On-line Vision Recognition of Auto Rack Girders Based on ART2 Neural Network and D-S Evidence Theory

For automatic inspecting kinds of hundreds of camion rack girders, this paper introduces an on-line automatic inspecting method which synthesizes machine vision wavelet transform theory ART2 neural network and D-S evidence theory on auto rack girder. Firstly, for the real-time gathered auto rack girders top image on product line, extracting wavelet decomposed coefficient of image with wavelet transform, energy value of wavelet coefficient is used as a character template; top image of auto rack girders which is partitioned to 16 sub-images (4times4), estimating numbers of edge pixels of each region respectively, which is used as a character template; the primary image is partitioned to 16 sub-images(4times4) in the same way, calculate center of gravity position of each region respectively, which is used as a character template.

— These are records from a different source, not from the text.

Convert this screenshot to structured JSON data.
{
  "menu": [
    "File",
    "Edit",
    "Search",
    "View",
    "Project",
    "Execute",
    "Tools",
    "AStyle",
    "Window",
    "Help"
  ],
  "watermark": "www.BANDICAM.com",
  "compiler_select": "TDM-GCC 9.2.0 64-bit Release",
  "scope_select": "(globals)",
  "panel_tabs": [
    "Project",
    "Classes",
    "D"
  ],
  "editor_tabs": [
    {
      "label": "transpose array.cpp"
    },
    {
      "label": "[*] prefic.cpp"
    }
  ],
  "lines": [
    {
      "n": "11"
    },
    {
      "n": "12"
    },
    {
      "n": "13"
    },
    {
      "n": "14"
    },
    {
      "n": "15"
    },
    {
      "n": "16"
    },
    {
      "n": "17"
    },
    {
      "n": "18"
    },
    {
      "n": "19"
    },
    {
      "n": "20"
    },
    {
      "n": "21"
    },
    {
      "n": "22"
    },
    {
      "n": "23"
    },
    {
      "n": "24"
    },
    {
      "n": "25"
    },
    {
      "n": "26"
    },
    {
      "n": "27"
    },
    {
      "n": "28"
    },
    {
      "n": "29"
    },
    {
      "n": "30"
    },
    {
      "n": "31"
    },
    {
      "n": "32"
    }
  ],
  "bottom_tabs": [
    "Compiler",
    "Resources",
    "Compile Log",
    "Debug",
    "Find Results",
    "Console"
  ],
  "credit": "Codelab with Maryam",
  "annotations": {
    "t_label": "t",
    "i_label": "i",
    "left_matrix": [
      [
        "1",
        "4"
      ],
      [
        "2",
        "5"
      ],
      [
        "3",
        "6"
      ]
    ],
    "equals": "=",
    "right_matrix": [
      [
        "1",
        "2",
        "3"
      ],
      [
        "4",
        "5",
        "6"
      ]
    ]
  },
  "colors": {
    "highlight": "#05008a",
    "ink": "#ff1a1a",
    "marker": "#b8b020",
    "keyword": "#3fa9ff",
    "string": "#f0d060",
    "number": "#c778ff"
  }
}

Secondly, in order to gain basal reliability of auto rack girders image, three character templates data which are energy value of wavelet coefficient numbers of edge pixels and center of gravity position are used as inputs of ART2 neural network. Finally, according to composition rule of D-S evidence theory, to gain recognition results. Experiments indicate online maximal recognition rate meets demands of production, based on combination of art2 neural network with D-S evidence theory to recognize kinds of auto rack girder, and possessed advantage of more rapid and more precise recognition etc.